Now, she will head to Paris to swim four individual events—all of which she will be favored to win a medal—and likely all three Canadian women’s relays. McIntosh already decided not to swim the 800 free in Paris even though last February at the Southern  Zone South Sectional Championships in Orlando, she handed Ledecky her first defeat in the event in more than 13 years with a Canadian record of 8:11.39. (Of course, Ledecky still owns the 16 fastest times in the event.) She recently decided to opt out of the 200 freestyle.

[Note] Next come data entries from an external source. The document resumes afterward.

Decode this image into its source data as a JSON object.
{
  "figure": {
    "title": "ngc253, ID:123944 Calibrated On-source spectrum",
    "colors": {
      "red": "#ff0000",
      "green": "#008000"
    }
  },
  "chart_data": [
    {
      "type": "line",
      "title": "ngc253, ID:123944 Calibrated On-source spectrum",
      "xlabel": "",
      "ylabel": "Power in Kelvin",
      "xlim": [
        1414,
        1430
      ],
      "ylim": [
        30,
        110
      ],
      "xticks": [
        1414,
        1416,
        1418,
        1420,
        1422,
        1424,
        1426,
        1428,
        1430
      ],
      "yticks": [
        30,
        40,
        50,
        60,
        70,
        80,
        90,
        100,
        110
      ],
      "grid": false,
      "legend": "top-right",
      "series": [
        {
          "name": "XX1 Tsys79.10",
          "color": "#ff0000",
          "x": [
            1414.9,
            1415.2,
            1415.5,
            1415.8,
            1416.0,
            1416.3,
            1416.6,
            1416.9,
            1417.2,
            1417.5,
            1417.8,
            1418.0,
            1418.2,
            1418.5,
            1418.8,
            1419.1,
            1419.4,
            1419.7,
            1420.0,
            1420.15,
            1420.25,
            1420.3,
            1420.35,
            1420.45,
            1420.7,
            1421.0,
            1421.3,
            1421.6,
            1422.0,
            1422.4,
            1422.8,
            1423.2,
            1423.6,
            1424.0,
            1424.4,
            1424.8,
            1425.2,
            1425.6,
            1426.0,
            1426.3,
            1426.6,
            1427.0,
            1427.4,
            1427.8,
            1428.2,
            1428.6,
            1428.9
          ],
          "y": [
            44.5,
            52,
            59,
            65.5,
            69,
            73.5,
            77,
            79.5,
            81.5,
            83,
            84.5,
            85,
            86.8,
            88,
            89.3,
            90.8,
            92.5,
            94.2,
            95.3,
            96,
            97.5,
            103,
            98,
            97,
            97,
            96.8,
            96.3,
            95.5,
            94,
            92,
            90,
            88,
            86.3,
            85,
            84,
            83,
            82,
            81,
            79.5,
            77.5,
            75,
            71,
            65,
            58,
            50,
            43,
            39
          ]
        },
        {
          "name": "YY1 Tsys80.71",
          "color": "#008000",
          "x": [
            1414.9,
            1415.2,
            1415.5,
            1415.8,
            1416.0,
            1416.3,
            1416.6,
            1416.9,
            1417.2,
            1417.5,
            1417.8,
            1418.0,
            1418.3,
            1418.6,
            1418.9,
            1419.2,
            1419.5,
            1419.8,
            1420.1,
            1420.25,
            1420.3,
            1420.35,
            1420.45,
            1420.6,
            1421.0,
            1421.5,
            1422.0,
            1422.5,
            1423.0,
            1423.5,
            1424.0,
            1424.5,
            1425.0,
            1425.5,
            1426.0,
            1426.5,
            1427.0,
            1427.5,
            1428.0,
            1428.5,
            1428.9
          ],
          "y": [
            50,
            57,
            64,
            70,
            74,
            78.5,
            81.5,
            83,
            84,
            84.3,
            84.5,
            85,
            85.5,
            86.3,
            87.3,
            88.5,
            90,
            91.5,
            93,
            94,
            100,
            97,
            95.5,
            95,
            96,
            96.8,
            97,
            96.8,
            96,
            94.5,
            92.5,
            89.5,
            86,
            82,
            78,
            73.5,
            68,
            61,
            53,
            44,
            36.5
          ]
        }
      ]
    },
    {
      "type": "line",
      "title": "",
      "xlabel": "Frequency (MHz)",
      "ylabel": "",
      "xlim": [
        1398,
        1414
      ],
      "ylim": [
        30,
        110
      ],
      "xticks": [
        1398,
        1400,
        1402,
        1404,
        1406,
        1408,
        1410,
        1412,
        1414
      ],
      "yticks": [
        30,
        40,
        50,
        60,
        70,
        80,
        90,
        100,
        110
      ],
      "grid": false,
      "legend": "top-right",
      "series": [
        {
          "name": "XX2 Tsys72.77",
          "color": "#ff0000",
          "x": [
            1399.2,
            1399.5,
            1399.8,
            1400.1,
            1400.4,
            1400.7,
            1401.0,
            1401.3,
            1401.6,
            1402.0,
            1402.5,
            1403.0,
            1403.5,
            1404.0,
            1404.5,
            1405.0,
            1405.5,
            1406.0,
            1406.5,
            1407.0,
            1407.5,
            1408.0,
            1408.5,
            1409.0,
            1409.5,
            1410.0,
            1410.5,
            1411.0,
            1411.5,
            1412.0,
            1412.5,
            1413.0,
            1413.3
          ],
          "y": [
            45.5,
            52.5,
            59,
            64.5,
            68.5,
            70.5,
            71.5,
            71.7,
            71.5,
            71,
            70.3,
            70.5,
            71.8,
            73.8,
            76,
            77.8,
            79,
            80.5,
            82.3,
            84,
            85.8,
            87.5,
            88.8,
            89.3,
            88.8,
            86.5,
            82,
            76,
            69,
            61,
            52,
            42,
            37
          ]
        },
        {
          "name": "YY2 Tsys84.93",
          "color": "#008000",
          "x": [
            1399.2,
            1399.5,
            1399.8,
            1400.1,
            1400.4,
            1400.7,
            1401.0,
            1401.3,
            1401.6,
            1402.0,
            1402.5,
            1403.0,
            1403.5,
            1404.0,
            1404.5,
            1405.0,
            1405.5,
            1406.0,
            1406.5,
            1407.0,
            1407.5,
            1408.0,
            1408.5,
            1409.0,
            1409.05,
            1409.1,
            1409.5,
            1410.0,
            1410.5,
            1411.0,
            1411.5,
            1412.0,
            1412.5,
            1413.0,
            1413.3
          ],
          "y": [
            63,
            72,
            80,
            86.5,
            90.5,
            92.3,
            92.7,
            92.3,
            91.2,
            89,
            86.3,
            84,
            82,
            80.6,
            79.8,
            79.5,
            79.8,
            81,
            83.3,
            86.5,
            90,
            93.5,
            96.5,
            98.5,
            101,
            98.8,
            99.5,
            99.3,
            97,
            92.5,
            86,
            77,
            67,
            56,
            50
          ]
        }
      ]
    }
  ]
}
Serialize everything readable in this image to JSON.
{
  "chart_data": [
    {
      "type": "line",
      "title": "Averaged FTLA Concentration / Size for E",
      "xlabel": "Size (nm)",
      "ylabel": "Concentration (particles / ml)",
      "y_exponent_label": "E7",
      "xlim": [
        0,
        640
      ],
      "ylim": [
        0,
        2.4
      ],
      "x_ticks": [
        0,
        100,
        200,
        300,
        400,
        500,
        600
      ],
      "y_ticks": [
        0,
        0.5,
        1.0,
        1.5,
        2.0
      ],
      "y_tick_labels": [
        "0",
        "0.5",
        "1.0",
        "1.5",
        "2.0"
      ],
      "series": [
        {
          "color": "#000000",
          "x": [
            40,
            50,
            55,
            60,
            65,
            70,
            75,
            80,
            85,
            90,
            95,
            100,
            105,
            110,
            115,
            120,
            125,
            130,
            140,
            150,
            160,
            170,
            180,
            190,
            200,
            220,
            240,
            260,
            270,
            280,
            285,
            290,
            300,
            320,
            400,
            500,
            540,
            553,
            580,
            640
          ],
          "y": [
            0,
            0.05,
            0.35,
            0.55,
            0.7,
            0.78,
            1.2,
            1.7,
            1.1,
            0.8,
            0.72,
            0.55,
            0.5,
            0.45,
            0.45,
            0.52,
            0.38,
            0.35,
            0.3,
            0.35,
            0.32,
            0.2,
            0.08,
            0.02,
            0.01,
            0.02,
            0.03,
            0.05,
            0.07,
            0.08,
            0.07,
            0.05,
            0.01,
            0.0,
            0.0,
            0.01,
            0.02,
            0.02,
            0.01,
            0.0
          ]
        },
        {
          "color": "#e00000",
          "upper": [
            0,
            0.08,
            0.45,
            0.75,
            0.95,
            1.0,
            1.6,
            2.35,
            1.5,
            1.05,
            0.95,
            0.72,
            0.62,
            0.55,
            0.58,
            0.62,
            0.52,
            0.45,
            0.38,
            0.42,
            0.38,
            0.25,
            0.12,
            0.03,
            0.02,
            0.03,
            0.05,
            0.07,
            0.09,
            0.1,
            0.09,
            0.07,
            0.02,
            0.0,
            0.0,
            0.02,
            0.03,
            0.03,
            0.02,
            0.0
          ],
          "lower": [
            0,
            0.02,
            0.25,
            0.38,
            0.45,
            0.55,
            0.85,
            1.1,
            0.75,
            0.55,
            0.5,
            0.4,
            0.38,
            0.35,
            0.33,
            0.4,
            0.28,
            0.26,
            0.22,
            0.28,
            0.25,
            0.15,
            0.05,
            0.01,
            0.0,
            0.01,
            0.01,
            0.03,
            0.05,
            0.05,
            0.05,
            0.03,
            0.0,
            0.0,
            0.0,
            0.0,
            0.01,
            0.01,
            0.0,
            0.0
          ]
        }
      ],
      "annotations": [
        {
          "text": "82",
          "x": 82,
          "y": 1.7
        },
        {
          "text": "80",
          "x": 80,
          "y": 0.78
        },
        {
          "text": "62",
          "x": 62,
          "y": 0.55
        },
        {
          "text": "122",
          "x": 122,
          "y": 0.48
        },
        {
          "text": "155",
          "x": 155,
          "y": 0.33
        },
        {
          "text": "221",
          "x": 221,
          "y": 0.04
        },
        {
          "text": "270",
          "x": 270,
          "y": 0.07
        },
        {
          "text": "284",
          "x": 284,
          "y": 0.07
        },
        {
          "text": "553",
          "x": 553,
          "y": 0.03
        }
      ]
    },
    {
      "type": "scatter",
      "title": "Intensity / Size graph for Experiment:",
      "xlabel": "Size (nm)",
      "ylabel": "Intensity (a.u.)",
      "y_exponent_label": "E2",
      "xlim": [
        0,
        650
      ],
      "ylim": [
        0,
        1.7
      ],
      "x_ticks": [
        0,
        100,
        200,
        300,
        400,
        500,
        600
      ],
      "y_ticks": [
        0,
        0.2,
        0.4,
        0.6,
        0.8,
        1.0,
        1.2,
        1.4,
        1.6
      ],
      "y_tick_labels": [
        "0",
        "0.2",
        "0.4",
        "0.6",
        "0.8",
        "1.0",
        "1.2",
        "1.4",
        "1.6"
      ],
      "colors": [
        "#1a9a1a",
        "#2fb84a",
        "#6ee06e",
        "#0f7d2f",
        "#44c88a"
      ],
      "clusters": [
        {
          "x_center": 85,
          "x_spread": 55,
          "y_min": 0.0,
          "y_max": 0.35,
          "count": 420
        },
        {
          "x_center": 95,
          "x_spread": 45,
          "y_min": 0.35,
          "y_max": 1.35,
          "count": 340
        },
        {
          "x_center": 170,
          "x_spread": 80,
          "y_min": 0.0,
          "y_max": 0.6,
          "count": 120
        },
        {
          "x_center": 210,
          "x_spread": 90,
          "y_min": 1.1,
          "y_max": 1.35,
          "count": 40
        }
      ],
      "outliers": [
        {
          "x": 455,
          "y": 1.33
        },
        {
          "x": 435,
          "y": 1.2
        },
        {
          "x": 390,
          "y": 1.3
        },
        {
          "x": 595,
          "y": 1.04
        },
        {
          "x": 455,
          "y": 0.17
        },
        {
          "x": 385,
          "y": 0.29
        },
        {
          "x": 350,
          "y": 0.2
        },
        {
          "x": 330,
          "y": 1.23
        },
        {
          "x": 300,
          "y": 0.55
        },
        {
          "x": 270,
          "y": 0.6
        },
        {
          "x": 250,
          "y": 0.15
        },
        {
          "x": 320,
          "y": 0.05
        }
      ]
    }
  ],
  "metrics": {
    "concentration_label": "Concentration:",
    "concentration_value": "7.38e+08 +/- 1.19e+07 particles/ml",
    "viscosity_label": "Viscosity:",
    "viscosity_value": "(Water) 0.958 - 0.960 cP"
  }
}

On the opening day of Olympic swimming, McIntosh will face Titmus, Ledecky and New Zealand’s Erika Fairweather in a hyped-up 400 free final. Two days after that, she will contest the 400 IM. The 200 fly will follow, with McIntosh going up against American Regan Smith in a battle for gold. She will conclude her week with the 200 IM, an event she has never raced on the global level, but one in which she is already the sixth-fastest woman in history, having clocked 2:06.89 last year.

In the 400 IM, McIntosh is considered a near-lock for gold, as her best time is seven seconds faster than the time that won silver at last year’s World Championships. McIntosh broke her world record again at Canada’s Olympic Trials in May, and her time of 4:24.38 is now two seconds faster than Hosszu or anyone else has ever swum. Only one other active swimmer has ever broken 4:30, Australia’s Kaylee McKeown, but she will not contest the 400 IM in Paris.

Breaststroke is the obvious weakness in McIntosh’s medley swimming, but her year-to-year improvement came almost entirely in that stroke. In her 2023 world-record performance, she split 1:18.92; this year, 1:17.13. That was still a second behind Hosszu’s breaststroke split from the previous world record, but when McIntosh is one of the fastest butterflyers and freestylers in history, that does not matter as much.